By Sammy Stein
Tenor saxophonist Ivo Perelman and trumpet player Nate Wooley continue their long-running musical partnership with the release of Polarity 4. It is released digitally and as a limited edition of 500 CDs on Burning Ambulance Music.
Polarity 4 sees different directions explored as the duo find yet more ways to investigate musical possibilities between their individuality and shared musical imaginations.
Perelman has already amassed a varied and wide-ranging discography, with releases on numerous labels including Enja, Clean Feed, Leo, Homestead, and Cadence, to name a few. It might seem there are few ways still open to explore for Perelman yet, here with Wooley, Polarity 4 proves this is not the case. Its nine tracks include the first overdubbing in Perelman’s catalogue, with the opening track, Polarity 1, featuring ‘two’ of Perelman and Wooley improvising with each other and themselves. Perelman and Wooley prove themselves improvisers willing to seek and explore different thoroughfares among the much-travelled experimental landscape they inhabit. Perelman is always finding new ways to play with others, even those he has worked with many times before.
The Polarity 4 CDs are heavy-duty gatefold mini-LP sleeves printed on textured paper, with artwork by Burning Ambulance Music co-founder I.A. Freeman.
As ever, where Perelman is involved, the tracks on Polarity 4 serve as part of the continuing conversation Perelman is involved in with music and fellow musicians. Track 1 is busy, with the aforementioned overdubbing serving to create a textured sound with the musicians responding to each other and their own phrasing. The contrast in Track 2 is apparent because now we have ‘just’ two musicians, yet somehow they work a sound that is almost as busy as the opening track. Fast runs are echoed and tossed back and forth between the instruments, each return featuring a variation, however minuscule. Perelman regularly picks up the note that Wooley finishes on to create a continuum of sound. The lack of harmonics and the clarity of the streams of sound mean each note is crystal clear.
Track 3 sees more overlapping of individual phrasing, creating interesting conjectures of harmonies – sometimes jarring, but at other times gloriously developed as the staccato section sees each musician responding harmonically to the notation that goes before. Track 4 has a playful, yet competitive air as the musicians trade short, punchy lines and phrases. The middle section involves a back and forth of slurry, schmaltzy phrases, ranging from the depths of the sax to the highest trills of the trumpet.
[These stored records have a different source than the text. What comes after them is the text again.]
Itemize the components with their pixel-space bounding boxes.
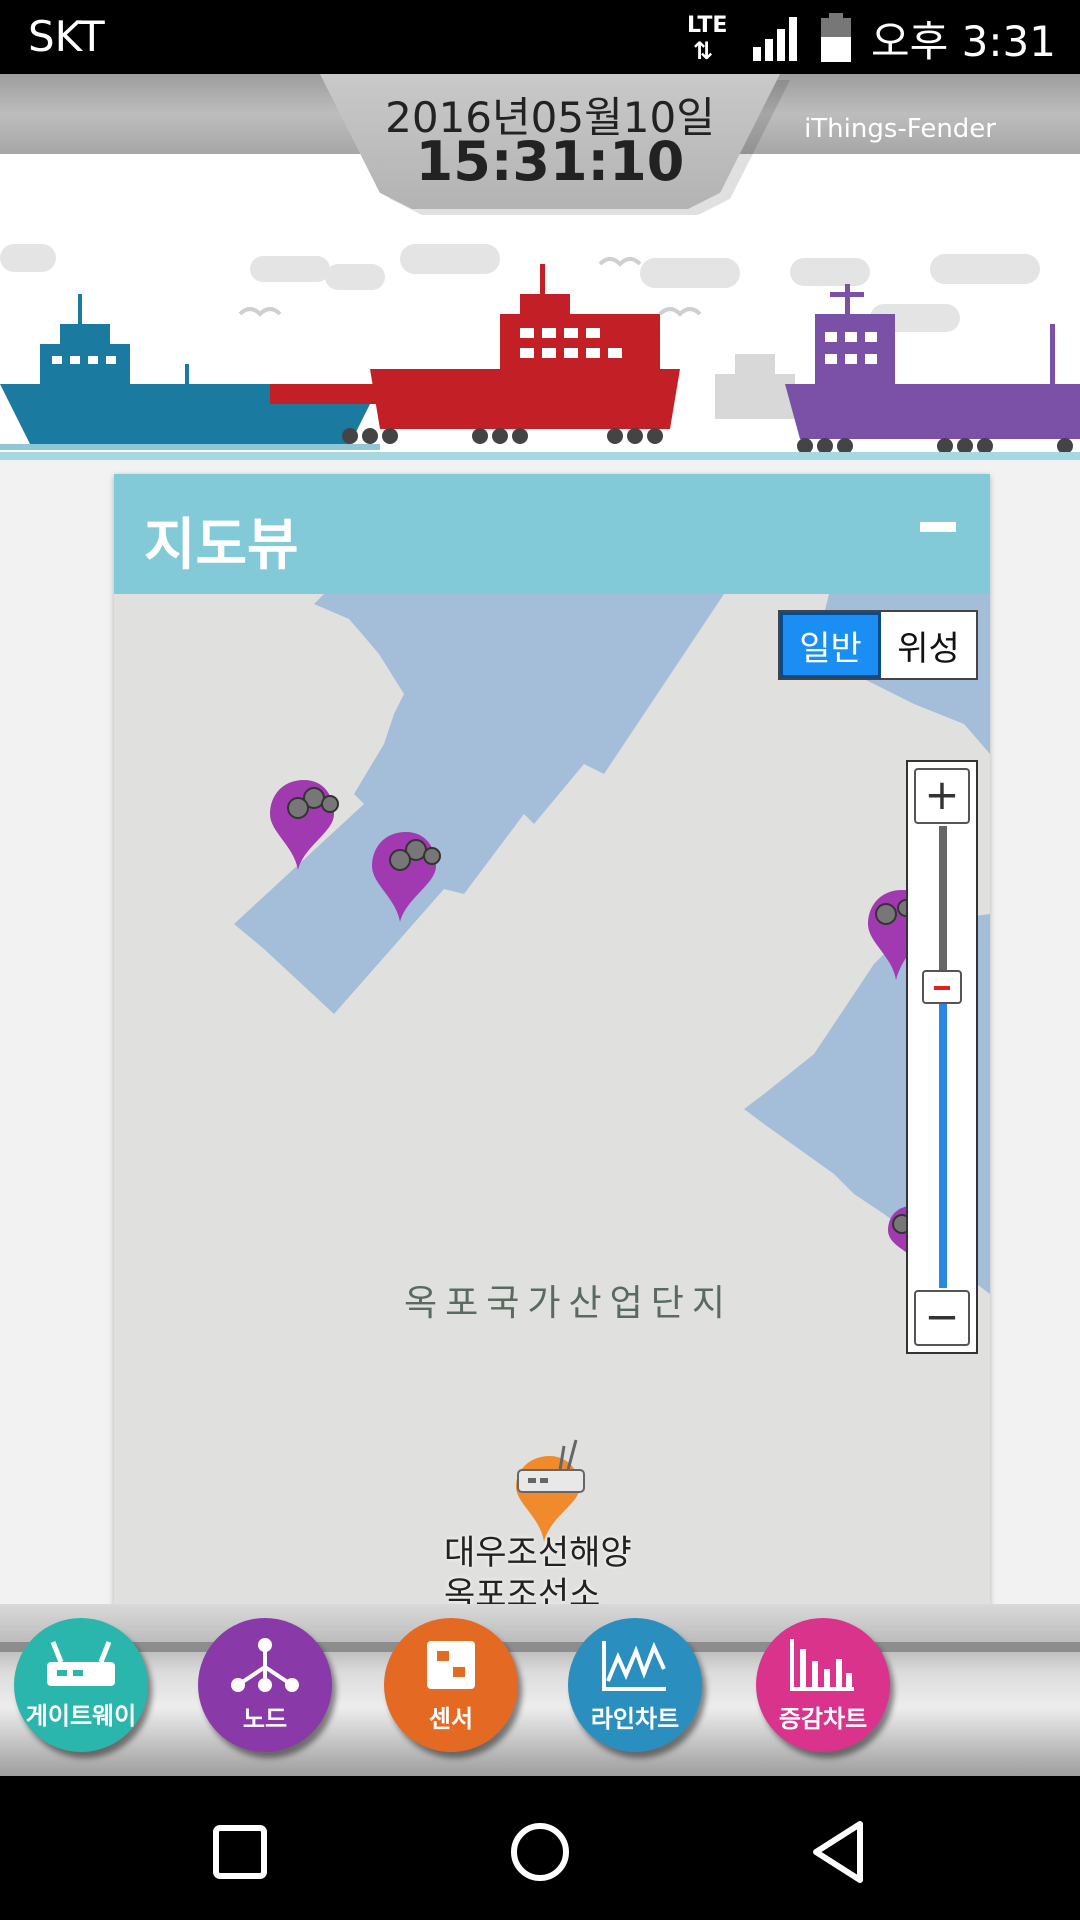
gateway-marker-orange[interactable]	[506, 1436, 596, 1546]
map-place-label: 대우조선해양 옥포조선소	[444, 1532, 632, 1614]
carrier-name: SKT	[28, 12, 105, 61]
bottom-toolbar: 게이트웨이 노드 센서 라인차트 증감차트	[0, 1604, 1080, 1776]
network-node-icon	[231, 1637, 299, 1692]
grey-ship	[715, 354, 795, 419]
ships-illustration	[0, 244, 1080, 454]
network-type: LTE	[687, 13, 728, 38]
back-button[interactable]	[800, 1812, 880, 1892]
zoom-slider-handle[interactable]	[922, 970, 962, 1004]
collapse-button[interactable]	[920, 522, 956, 532]
sensor-marker-purple-1[interactable]	[264, 774, 344, 874]
status-bar: SKT LTE ⇅ 오후 3:31	[0, 0, 1080, 74]
panel-header: 지도뷰	[114, 474, 990, 594]
zoom-track-upper	[939, 826, 947, 976]
home-button[interactable]	[500, 1812, 580, 1892]
map-canvas[interactable]: 옥포국가산업단지 대우조선해양 옥포조선소 일반 위성 + −	[114, 594, 990, 1614]
gateway-button[interactable]: 게이트웨이	[14, 1618, 148, 1752]
zoom-in-button[interactable]: +	[914, 768, 970, 824]
sensor-marker-purple-2[interactable]	[366, 826, 446, 926]
app-screen: SKT LTE ⇅ 오후 3:31 2016년05월10일 15:31:10 i…	[0, 0, 1080, 1920]
line-chart-icon	[602, 1640, 666, 1691]
map-type-toggle: 일반 위성	[778, 610, 978, 680]
bar-chart-icon	[790, 1638, 854, 1691]
node-button[interactable]: 노드	[198, 1618, 332, 1752]
zoom-out-button[interactable]: −	[914, 1290, 970, 1346]
lte-icon: LTE ⇅	[687, 11, 733, 65]
battery-icon	[821, 13, 852, 62]
delta-chart-button[interactable]: 증감차트	[756, 1618, 890, 1752]
map-type-satellite-button[interactable]: 위성	[881, 612, 976, 678]
line-chart-button[interactable]: 라인차트	[568, 1618, 702, 1752]
sensor-button-label: 센서	[428, 1704, 474, 1733]
map-area-label: 옥포국가산업단지	[404, 1283, 733, 1324]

Track 5 is wonderfully layered as trumpet and sax weave around each other, overlap, and work their individual lines, coming together for an almost classical duet format towards the end, while Track 6 has a gentle start, with hushed phrasing from both players before it slowly builds towards a tuneful end. Track 7 is an exploration of harmonics, while Track 8 is perhaps the stand-out track in terms of musical interaction, involving some brilliant register switching and changes between melodies and counterpoint. Track 9 sees the musicians finding yet more ways for sax and trumpet to interact, with full measure taken of the brassy tones of the trumpet, cutting across the timbre of the sax.
Polarity 4 features creative and explorative musicianship, as you might expect from players of this calibre. There is harmony, contrast, and above all, a sense of competitive, yet enjoyable and controlled mastery of sound.